1.The Jaguars' offensive line missed a chance to show how much better it is this season. Head Coach Doug Marrone and offensive coordinator Jay Gruden have both said it; when you look at Robinson's numbers, and the time rookie quarterback Jake Luton has had in the pocket the last two weeks, it's obvious the offensive line is playing well. The problem is the unit had two really bad plays on Sunday against Green Bay – back to back – on what could have been the game-winning drive. That should have been the moment that won the group's critics and doubters over; instead, they're still waiting to be convinced. Offensive line coach George Warhop has had a major impact on this group in his second season; when you look at how this group has overcome injuries to center Brandon Linder and guard AJ Cann, it's clear the Jaguars can win with who they're putting on the field week to week. Now, if only they can "rise about the Xs and Os" – as coaches like to say – and give an extra yard on third and short or an extra second on second and long.

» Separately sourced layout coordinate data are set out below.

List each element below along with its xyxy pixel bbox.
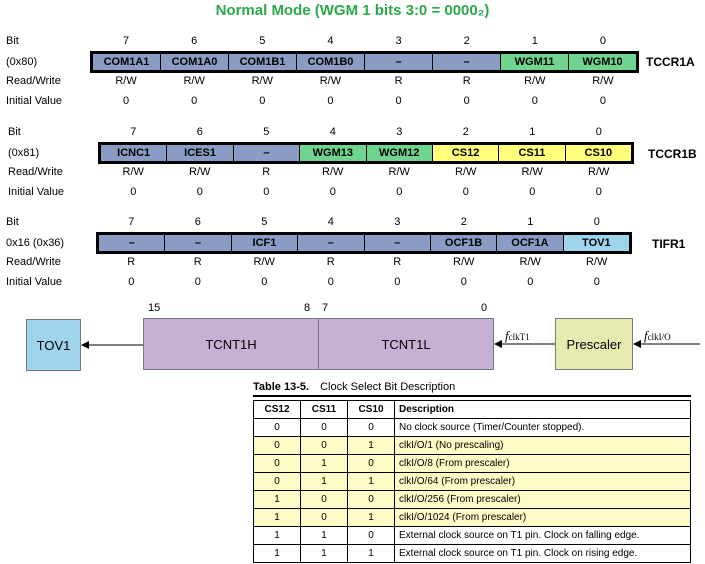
bit-label: Bit [6,216,19,228]
init-value: 0 [396,186,403,198]
cs10-cell: 0 [348,491,395,509]
field-cell: – [432,54,500,70]
cs12-cell: 0 [254,455,301,473]
description-cell: clkI/O/8 (From prescaler) [395,455,691,473]
field-cell: CS11 [498,145,564,161]
rw-value: R/W [524,75,546,87]
rw-value: R/W [322,166,344,178]
tov1-box: TOV1 [26,319,81,371]
caption-rule [253,395,691,397]
init-value: 0 [529,186,536,198]
table-caption-text: Clock Select Bit Description [320,381,456,393]
table-row [254,437,691,455]
rw-value: R/W [319,75,342,87]
bit-number: 2 [460,216,467,228]
rw-label: Read/Write [6,75,61,87]
rw-value: R/W [453,256,475,268]
bit-number: 5 [259,35,266,47]
bit-number: 4 [327,216,334,228]
description-cell: External clock source on T1 pin. Clock on falling edge. [395,527,691,545]
bit-number: 6 [191,35,198,47]
bit-number: 5 [261,216,268,228]
field-cell: CS12 [432,145,498,161]
bit-7-label: 7 [322,302,329,314]
table-header: Description [395,401,691,419]
description-cell: clkI/O/1024 (From prescaler) [395,509,691,527]
rw-value: R [394,75,403,87]
rw-label: Read/Write [8,166,63,178]
table-row [254,545,691,563]
field-cell: CS10 [565,145,631,161]
rw-value: R/W [519,256,541,268]
table-row [254,527,691,545]
bit-0-label: 0 [481,302,488,314]
cs12-cell: 0 [254,437,301,455]
table-row [254,455,691,473]
bit-number: 0 [595,126,602,138]
init-value: 0 [329,186,336,198]
rw-value: R/W [455,166,477,178]
bit-number: 5 [263,126,270,138]
rw-value: R/W [388,166,410,178]
field-cell: OCF1A [496,235,562,251]
field-cell: COM1A1 [93,54,160,70]
init-value: 0 [191,95,198,107]
init-value: 0 [259,95,266,107]
rw-value: R/W [189,166,211,178]
page-title: Normal Mode (WGM 1 bits 3:0 = 0000₂) [215,2,490,19]
cs12-cell: 0 [254,419,301,437]
bit-number: 2 [462,126,469,138]
rw-value: R/W [183,75,205,87]
init-value: 0 [395,95,402,107]
bit-number: 1 [531,35,538,47]
clk-t1-label: fclkT1 [505,328,530,343]
rw-value: R/W [588,166,610,178]
register-name: TIFR1 [652,237,686,251]
bit-number: 1 [529,126,536,138]
bit-number: 6 [196,126,203,138]
bit-label: Bit [6,35,19,47]
bit-number: 3 [394,216,401,228]
rw-value: R/W [521,166,543,178]
field-cell: – [297,235,363,251]
bit-number: 4 [327,35,334,47]
cs11-cell: 0 [301,437,348,455]
cs12-cell: 0 [254,473,301,491]
bit-number: 7 [128,216,135,228]
cs11-cell: 1 [301,545,348,563]
tcnt1h-box: TCNT1H [143,318,319,370]
description-cell: External clock source on T1 pin. Clock on rising edge. [395,545,691,563]
bit-number: 2 [463,35,470,47]
cs11-cell: 0 [301,491,348,509]
init-label: Initial Value [6,95,63,107]
tcnt1l-box: TCNT1L [318,318,494,370]
cs10-cell: 1 [348,437,395,455]
cs12-cell: 1 [254,545,301,563]
rw-value: R [326,256,335,268]
cs11-cell: 1 [301,527,348,545]
table-row [254,419,691,437]
prescaler-box: Prescaler [555,318,633,370]
table-header: CS12 [254,401,301,419]
table-header: CS11 [301,401,348,419]
table-header-row [254,401,691,419]
bit-number: 4 [329,126,336,138]
init-value: 0 [463,95,470,107]
cs10-cell: 0 [348,455,395,473]
cs12-cell: 1 [254,527,301,545]
cs10-cell: 0 [348,419,395,437]
cs10-cell: 1 [348,473,395,491]
register-name: TCCR1B [648,147,697,161]
init-value: 0 [196,186,203,198]
field-cell: – [364,54,432,70]
init-value: 0 [263,186,270,198]
rw-label: Read/Write [6,256,61,268]
table-row [254,473,691,491]
bit-number: 0 [599,35,606,47]
init-value: 0 [460,276,467,288]
description-cell: clkI/O/256 (From prescaler) [395,491,691,509]
bit-number: 6 [194,216,201,228]
cs11-cell: 1 [301,473,348,491]
bit-number: 3 [396,126,403,138]
cs12-cell: 1 [254,491,301,509]
init-value: 0 [123,95,130,107]
table-row [254,509,691,527]
init-value: 0 [327,95,334,107]
rw-value: R [127,256,136,268]
bit-8-label: 8 [304,302,311,314]
bit-number: 7 [130,126,137,138]
field-cell: COM1B0 [296,54,364,70]
init-value: 0 [593,276,600,288]
init-value: 0 [261,276,268,288]
bit-number: 1 [527,216,534,228]
rw-value: R/W [586,256,608,268]
description-cell: clkI/O/64 (From prescaler) [395,473,691,491]
init-value: 0 [128,276,135,288]
init-value: 0 [462,186,469,198]
field-cell: ICNC1 [101,145,166,161]
init-label: Initial Value [8,186,65,198]
clock-select-table [253,400,691,563]
bit-number: 7 [123,35,130,47]
init-value: 0 [599,95,606,107]
table-caption [253,381,455,393]
clk-io-label: fclkI/O [644,328,671,343]
init-label: Initial Value [6,276,63,288]
table-row [254,491,691,509]
rw-value: R [393,256,402,268]
description-cell: No clock source (Timer/Counter stopped). [395,419,691,437]
bit-label: Bit [8,126,21,138]
bit-number: 3 [395,35,402,47]
rw-value: R/W [115,75,137,87]
init-value: 0 [394,276,401,288]
field-cell: – [164,235,230,251]
register-name: TCCR1A [646,55,695,69]
cs11-cell: 1 [301,455,348,473]
field-cell: WGM10 [568,54,636,70]
field-cell: OCF1B [430,235,496,251]
bit-number: 0 [593,216,600,228]
field-cell: WGM12 [366,145,432,161]
rw-value: R [262,166,271,178]
rw-value: R [193,256,202,268]
field-cell: – [364,235,430,251]
init-value: 0 [595,186,602,198]
register-address: (0x81) [8,147,40,159]
init-value: 0 [531,95,538,107]
cs11-cell: 0 [301,419,348,437]
rw-value: R/W [251,75,273,87]
description-cell: clkI/O/1 (No prescaling) [395,437,691,455]
field-cell: TOV1 [563,235,629,251]
register-address: 0x16 (0x36) [6,237,65,249]
init-value: 0 [527,276,534,288]
field-cell: WGM13 [299,145,365,161]
cs10-cell: 1 [348,545,395,563]
bit-15-label: 15 [148,302,161,314]
rw-value: R [462,75,471,87]
field-cell: – [99,235,164,251]
cs11-cell: 0 [301,509,348,527]
rw-value: R/W [122,166,144,178]
table-header: CS10 [348,401,395,419]
field-cell: WGM11 [500,54,568,70]
field-cell: – [233,145,299,161]
register-address: (0x80) [6,56,38,68]
field-cell: ICES1 [166,145,232,161]
init-value: 0 [194,276,201,288]
rw-value: R/W [592,75,614,87]
cs12-cell: 1 [254,509,301,527]
cs10-cell: 0 [348,527,395,545]
table-caption-number: Table 13-5. [253,381,310,393]
init-value: 0 [327,276,334,288]
cs10-cell: 1 [348,509,395,527]
init-value: 0 [130,186,137,198]
rw-value: R/W [253,256,275,268]
field-cell: ICF1 [231,235,297,251]
field-cell: COM1B1 [228,54,296,70]
field-cell: COM1A0 [160,54,228,70]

2.The line will be severely tested this week. The Steelers lead the NFL with 32 sacks and – as always seems to be the case – they bring pressure from everywhere with very little warning. Their long-famous zone-blitz scheme creates all kinds of headaches for the most seasoned of quarterbacks – let alone rookies making their third NFL start. Luton must get his head deep into the playbook and film room this week to try and glean what he can of the Steelers' tendencies. And Gruden, who knows the Steelers well from his years in Cincinnati, must spend extra time – every extra moment – getting his quarterback prepared for the Gladiator moment when he hears in his head "on my signal, unleash hell" – which is what it seems like when the Steelers get their rush into high gear.
3.Robinson is the Jaguars MVP, and I don't think it's particularly close. You could never have convinced me before the season than an undrafted rookie running back from Illinois State could be so good, especially without the preseason to prepare. His numbers are very good: three 100-yard games, a 4.4-yards-per-carry average, seven total touchdowns. But the numbers don't give you enough of the story. He's so damn tough and resilient; he always falls forward. Running backs that always fall forward are powerful and valuable; his uncanny sense of where the sticks are is a huge advantage to his quarterback and offensive coordinator. You just can't say enough about this kid and how he is durable and dependable in pass protection, how he sets up play action and how he stepped into former running back Leonard Fournette's shoes without missing a beat. An undrafted rookie replaced the No. 4 overall pick from 2017 and a living legend in the SEC; no one has missed the "legend." Maybe because Robinson looks like he might be able to craft his own.